From all the above, it can be seen that some of the principles for joinder evolved out of the restrictive rule for joinder at the High Court are applicable to the construction of r. 45 (4) of C.I. 16 and would justify the grant of the applicants’ prayer for joinder in this case.

Indeed in Ekwam Vrs. Pianim (No.2) (1996-97) S.C.G.L.R. 120 the plaintiff in an action in this Court sought a declaration that the defendant was not qualified to contest the Presidential elections under the 1992 constitution.  This court suo motu joined the New Patriotic Party (NPP) and the Attorney-General as defendants to the suit. As stated by Edward Wiredu J.S.C. at p. 126 “By an order of this Court dated 5th March, 1996, the Attorney-General and the New Patriotic Party (NPP) were made parties to the case and were ordered to be served with all relevant papers filed in the case.” It was the NPP which had vetted and cleared the defendant Mr. Pianim as a person qualified to contest for election as the party's presidential candidate for the national elections of 1996. It is quite clear, that the interest of Pianim the original defendant in the case was the same as the NPP in that case, but the latter was nonetheless joined to the suit as a party likely to be affected by the decision in that case.  At the stage of the joinder all papers by the parties had been filed and judgment could have been given thereon. That joinder was made no doubt by virtue of r. 45 (4) of the Rules of this Court then contained in C.I. 13, 1970 which identically with the present rule 45 (4) of C.I. 16 provided as follows;

“The Court may at any time on its own motion or on the application of a party, order that any other person be made a party to the action in addition to or in substitution for any other party (emphasis supplied).      

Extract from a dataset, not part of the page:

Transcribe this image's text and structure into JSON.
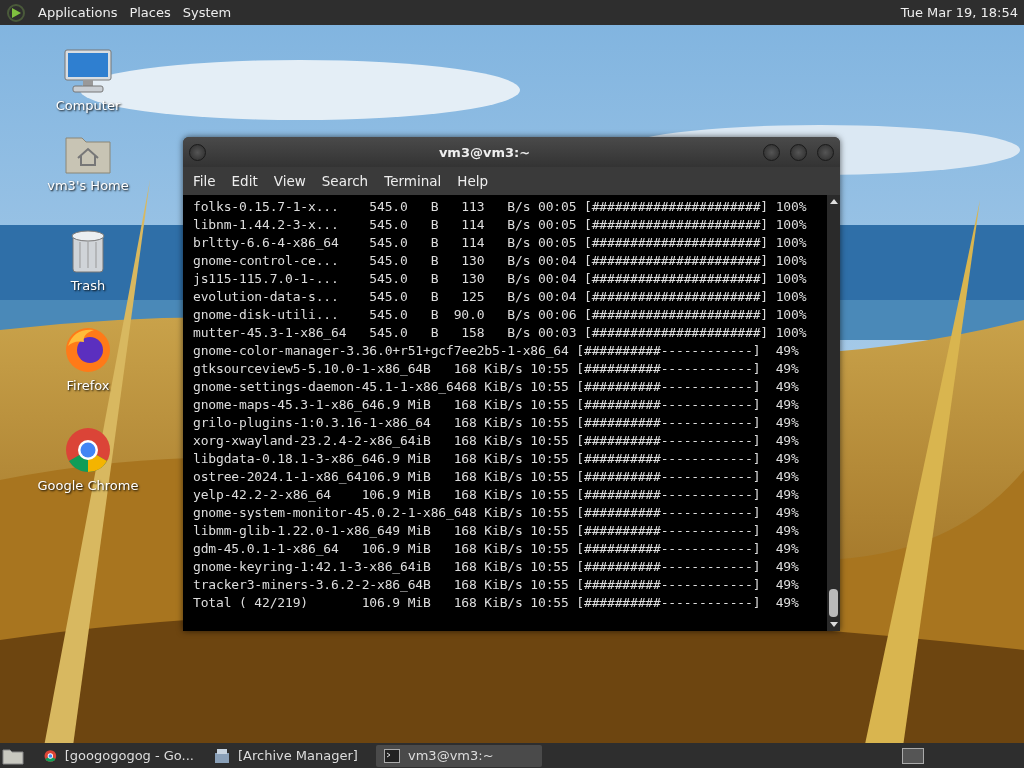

In reaching this conclusion I am not unmindful of the view of Abban J. (as he then was) in AEGIS SHIPPING CO. LTD. VRS. VOLTA LINES LTD. (1973) 1 GLR 438 at 443, that no matter whether a narrow or wide construction is given to the rule (at the High Court) for joinder, in the final analysis it is a matter of discretion for the Court having regard to the circumstances of the particular case whether to join a person to a cause or matter.  This is true also of r.45 (4) of C.I.16, but for the reasons I have given supra, I cannot agree that the joinder of the applicants to the action before this court is unnecessary. The whole issue before this Court is the validity of P.N.D.C.L 326 which will vitally affect both the defendants (the state) and the applicants in the enjoyment of the immunities conferred on each of them respectively by that Law.

Of course in the case of the DIC a further issue would have had to be cleared by it, namely whether it is a legal person that can be sued.  I do not need to go into that matter since the majority decision to the effect that its joinder is unnecessary in this case renders that issue academic.

It is for all the reasons given supra, that I unhappily had to chart a solitary path of dissent.

W.A. ATUGUBA

JUSTICE OF THE SUPREME COURT

COUNSEL

Mr. Stanley Amarteifio for Applicant.

Mr. Ntrakwa and Miss Irene Dankwa for Respondent.